Approfondissement : jurisprudence connexe et évolutions
Cette décision de 1976 s'inscrit dans une lignée constante de la Cour de cassation exigeant la preuve d'une possession annale pour l'action possessoire. On peut citer un arrêt du 6 mai 2003 (n° 01-02.529) qui rappelle que la possession doit être « continue et non interrompue, paisible, publique, non équivoque et à titre de propriétaire » (article 2261 du Code civil).
Depuis, la jurisprudence a précisé que la possession annale s'apprécie au jour du trouble, et non au jour de l'assignation. Si le trouble est antérieur à un an de possession, l'action est irrecevable.
La tendance des tribunaux est de protéger la possession établie, mais avec une rigueur procédurale accrue.
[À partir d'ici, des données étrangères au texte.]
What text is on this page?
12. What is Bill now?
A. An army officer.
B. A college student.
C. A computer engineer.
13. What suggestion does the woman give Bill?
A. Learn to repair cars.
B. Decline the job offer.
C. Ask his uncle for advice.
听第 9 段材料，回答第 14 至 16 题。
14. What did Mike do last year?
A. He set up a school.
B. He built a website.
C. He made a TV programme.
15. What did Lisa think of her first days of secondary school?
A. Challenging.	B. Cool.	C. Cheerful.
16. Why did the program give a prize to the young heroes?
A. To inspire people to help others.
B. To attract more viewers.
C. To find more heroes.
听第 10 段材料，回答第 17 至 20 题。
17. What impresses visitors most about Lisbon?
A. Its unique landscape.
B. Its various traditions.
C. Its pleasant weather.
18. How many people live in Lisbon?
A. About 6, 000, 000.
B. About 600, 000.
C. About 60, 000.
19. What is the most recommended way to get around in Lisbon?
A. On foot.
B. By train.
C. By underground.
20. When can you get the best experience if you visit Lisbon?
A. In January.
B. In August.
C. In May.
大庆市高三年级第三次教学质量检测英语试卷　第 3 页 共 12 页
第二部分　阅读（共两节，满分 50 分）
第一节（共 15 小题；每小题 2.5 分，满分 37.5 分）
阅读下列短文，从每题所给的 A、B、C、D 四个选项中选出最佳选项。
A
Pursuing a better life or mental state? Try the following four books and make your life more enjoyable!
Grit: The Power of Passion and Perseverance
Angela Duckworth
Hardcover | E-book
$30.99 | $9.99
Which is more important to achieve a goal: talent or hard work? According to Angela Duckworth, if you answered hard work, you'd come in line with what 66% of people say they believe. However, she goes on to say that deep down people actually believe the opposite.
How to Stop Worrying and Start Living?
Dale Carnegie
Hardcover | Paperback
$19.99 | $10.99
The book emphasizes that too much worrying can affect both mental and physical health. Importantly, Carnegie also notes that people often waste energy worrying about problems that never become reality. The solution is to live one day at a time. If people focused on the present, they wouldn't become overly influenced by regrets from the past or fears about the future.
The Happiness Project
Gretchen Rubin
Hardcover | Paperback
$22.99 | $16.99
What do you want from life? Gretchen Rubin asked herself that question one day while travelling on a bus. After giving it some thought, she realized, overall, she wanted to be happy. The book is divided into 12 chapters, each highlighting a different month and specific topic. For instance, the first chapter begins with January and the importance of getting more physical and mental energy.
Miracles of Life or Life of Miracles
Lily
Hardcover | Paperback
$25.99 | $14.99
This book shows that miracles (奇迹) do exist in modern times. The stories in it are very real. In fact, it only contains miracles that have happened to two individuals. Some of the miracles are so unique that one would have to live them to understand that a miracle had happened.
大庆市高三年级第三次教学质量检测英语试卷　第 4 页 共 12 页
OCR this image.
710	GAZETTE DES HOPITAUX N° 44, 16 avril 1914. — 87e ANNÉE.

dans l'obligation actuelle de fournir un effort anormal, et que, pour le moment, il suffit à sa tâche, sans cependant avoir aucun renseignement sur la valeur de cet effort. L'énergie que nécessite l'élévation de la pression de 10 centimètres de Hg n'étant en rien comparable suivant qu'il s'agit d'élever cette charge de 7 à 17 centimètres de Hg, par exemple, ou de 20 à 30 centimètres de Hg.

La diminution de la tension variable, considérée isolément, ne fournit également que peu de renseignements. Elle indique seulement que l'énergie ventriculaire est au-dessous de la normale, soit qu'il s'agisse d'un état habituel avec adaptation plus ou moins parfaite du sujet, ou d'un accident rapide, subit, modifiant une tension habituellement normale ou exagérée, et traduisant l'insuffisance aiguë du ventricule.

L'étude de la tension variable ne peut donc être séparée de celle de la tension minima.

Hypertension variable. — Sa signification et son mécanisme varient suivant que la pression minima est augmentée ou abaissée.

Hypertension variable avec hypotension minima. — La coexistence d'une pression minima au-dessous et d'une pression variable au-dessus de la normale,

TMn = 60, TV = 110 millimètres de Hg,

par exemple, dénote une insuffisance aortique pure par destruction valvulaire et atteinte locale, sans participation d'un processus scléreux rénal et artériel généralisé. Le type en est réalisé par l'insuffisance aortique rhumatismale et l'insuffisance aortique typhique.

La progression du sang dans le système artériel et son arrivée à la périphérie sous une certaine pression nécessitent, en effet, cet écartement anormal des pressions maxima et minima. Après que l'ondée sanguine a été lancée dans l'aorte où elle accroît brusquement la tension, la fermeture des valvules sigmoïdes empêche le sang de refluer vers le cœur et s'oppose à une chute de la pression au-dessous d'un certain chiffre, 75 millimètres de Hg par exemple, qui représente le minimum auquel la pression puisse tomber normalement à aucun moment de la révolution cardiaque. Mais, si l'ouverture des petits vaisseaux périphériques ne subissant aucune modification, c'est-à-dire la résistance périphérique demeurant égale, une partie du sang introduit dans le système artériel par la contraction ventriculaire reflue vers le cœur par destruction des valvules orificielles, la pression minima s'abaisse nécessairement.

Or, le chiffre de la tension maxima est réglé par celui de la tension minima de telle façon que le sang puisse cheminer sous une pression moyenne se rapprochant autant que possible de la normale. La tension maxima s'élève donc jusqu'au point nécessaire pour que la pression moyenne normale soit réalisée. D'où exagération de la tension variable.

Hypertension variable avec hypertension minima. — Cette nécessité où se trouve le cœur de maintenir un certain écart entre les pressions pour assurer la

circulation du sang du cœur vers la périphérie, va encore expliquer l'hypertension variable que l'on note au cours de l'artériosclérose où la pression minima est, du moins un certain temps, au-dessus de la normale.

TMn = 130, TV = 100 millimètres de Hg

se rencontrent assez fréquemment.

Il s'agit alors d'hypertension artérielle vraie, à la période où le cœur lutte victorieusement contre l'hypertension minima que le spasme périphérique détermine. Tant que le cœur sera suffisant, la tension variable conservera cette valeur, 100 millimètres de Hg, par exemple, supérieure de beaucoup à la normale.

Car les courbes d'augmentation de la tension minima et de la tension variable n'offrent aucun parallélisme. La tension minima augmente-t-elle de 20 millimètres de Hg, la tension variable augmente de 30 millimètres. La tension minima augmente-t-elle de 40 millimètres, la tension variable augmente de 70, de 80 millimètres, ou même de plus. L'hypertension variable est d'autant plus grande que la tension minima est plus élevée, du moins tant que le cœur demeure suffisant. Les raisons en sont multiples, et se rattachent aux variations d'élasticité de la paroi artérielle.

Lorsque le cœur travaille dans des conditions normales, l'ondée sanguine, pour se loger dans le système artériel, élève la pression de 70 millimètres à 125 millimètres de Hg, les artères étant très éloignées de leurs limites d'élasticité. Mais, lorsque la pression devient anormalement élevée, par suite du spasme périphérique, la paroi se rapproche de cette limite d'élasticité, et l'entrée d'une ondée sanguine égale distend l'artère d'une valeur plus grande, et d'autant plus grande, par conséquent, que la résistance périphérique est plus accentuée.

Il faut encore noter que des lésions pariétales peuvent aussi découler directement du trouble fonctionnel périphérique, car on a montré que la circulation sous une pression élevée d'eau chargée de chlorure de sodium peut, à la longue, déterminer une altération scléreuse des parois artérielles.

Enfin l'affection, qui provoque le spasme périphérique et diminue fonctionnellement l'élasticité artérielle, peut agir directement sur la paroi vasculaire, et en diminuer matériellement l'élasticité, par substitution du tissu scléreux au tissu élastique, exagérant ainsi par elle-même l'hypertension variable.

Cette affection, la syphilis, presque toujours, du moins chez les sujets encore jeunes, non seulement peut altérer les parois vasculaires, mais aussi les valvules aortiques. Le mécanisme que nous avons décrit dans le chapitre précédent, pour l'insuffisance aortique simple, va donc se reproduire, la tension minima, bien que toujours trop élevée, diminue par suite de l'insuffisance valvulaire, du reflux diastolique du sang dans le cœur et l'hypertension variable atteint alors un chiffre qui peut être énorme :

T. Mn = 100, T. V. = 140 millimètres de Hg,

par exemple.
Les juges du fond sont tenus de motiver précisément leur décision sur ce point, sous peine de cassation. undefined, j'ai rencontré des dossiers où des clients ont perdu leur action faute d'avoir prouvé la possession annale, alors qu'ils utilisaient le passage depuis 10 ans, mais sans preuve suffisante.
Pour l'avenir, la jurisprudence pourrait évoluer vers une plus grande souplesse probatoire grâce aux nouvelles technologies (photos numériques avec date, vidéosurveillance), mais le principe de l'annalité reste ferme.
En pratique : ce qu'il faut faire
FAQ :
- Puis-je agir en complainte si j'utilise un passage depuis seulement 6 mois ? Non, la possession annale est requise. Vous devrez attendre d'avoir un an de possession, ou utiliser une autre action (par exemple, action en revendication si vous avez un titre).
- Que faire si mon voisin bloque mon accès alors que je possède depuis plus d'un an ? Assignez-le en complainte dans l'année du trouble. Rassemblez vos preuves de possession annale (photos, attestations).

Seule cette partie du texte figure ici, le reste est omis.